19 mois après Wembley

mercredi 14 juin 2017




19 mois après Wembley, ce match amical retour au Stade de Fr ance rappelle un contexte qui nous devient trop familier. On respecte des minutes de silence en mémoire de victimes d’actes barbares. On honore un hymne national pour signifier notre fraternité. 19 mois plus tard, on nous reproche toujours de vivre, on s’attaque à nos libertés, à nos soirées au bar, à nos concerts et on rend le football plus frissonnant que d’habitude. 19 mois plus tard rien a changé sauf le jeu de l’équipe de France et sa composition.

Depuis novembre 2015, il y a eu l’Euro 2016. Les français sont arrivés en finale, auraient dû gagner cette finale même mais le karma n’était pas de notre côté ce 10 juillet dernier. Les anglais ce sont fait battre par les outsiders de la compétition, les islandais en huitième de finale. Alors hier soir au stade de France, on avait aussi un vent de fraîcheur comme le titre l’Equipe le signifiait ce matin avec deux jeunes prometteurs qui étaient loin de leur statut actuel il y a 19 mois : Dembélé et Mbappé. Les deux joueurs ont eux aussi connu la sensation de se faire attaquer leur loisir lors de l’explosion qui a touché le but de Dortmund avant la rencontre les opposant à Monaco en Champions League. Même si cet acte n’avait pas de revendication terroriste, on sait tous que si ce bus n’avait pas été blindé comme il l’était, les conséquences auraient été autre.

J’ai toujours pensé que le football était un sport de Bisounours où les Bleus gagnaient toujours à la fin et non les allemands. Dans le vrai monde, les Bleus ne gagnent pas toujours mais hier, il fallait quand même un peu de chance pour inscrire ces deux premiers buts, tous deux sur des reprises après arrêt du gardien Heaton. Umtiti la première fois et Sidibe sur la belle action de Dembélé ont eu la chance d’être au bon endroit au bon moment pour reprendre ces ballons dégagés et les planter au fond. Mené après 10 minutes de jeu, le temps de s’installer comme dirait l’autre, la première mi-temps des Bleus a été rassurante grâce à de bonnes reprises au milieu de terrain et des avant-centre gourmands. En deuxième mi-temps, on a commencé à voir les failles de cette équipe de France à savoir une défense bancale qui en plus à dû se réorganiser après l’expulsion sévère de Varane. Souvent en retard, mal placée… On dégage trop vite de peur de se faire reprendre et heureusement que Pogba stoppe les ballons avant qu’ils n’aillent trop bas. Dembélé finira enfin par avoir sa minute de gloire après avoir mis à mal la défense britannique. Il faut dire que si ça cafouillait chez nous, dès que Mbappé ou Dembélé s’approchaient trop près des buts adverses, leur défense tremblait et nous laissait presque champ libre.

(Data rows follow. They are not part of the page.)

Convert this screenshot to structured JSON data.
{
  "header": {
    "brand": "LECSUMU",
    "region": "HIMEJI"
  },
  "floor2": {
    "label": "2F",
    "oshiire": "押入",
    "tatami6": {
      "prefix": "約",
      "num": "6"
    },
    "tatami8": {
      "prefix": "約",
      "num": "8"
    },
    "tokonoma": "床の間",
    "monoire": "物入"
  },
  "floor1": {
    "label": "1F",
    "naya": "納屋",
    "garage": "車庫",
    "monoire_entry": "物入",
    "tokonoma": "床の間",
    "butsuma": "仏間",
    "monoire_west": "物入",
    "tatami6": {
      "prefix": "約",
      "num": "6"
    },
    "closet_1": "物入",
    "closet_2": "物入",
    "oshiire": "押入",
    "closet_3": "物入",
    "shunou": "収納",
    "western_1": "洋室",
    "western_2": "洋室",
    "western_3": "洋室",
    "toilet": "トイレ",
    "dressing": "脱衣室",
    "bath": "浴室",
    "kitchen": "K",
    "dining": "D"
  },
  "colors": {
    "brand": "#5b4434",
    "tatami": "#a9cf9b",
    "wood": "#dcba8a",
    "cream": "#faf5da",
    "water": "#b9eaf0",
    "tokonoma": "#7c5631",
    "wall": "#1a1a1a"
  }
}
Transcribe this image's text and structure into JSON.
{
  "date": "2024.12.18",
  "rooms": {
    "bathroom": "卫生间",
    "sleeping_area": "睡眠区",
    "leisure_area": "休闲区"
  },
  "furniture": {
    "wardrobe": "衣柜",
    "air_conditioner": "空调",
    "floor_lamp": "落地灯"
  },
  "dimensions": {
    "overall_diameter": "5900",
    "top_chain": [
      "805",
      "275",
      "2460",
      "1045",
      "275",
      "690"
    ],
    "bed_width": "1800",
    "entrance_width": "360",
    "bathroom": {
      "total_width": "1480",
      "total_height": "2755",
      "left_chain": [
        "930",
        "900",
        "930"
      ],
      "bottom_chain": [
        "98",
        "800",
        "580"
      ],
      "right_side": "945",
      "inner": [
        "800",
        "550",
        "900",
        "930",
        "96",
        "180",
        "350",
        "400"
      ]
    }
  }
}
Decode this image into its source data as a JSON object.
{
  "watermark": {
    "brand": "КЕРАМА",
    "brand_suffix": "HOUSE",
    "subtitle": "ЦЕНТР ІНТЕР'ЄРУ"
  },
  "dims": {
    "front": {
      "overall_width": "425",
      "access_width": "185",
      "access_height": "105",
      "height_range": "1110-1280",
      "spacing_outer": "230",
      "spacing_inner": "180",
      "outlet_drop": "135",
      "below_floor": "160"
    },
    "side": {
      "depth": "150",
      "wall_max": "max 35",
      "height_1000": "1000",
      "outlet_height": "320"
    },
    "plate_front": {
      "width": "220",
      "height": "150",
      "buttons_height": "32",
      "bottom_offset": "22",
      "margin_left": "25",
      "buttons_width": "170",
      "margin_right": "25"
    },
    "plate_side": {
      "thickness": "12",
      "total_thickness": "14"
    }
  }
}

Un match pro-jeunes, pro-attaque mais toujours cette équipe de France qui ne sait pas poser le ballon. Je regrette notre manque de construction et le fait qu’on ne sait pas jouer à la passe à 10 car même si le pressing anglais est haut, c’est en posant le ballon qu’on leur fait tourner la tête. Avec des milieux aussi vifs, c’est aussi se priver de technicité dont ils ont le secret.

19 mois plus tard, l’équipe de France part en vacances, un mois en avance par rapport à l’année dernière. A son retour, il lui faudra assurer sa qualification pour la Coupe du Monde 2018 car il est certain que cela serait un échec pour l’ère Deschamps de devoir passer par les barrages. 19 mois plus tard, le football est toujours une échappatoire extraordinaire, un plaisir qu’on aime aimer et détester en même temps mais dont jamais, on se lasse.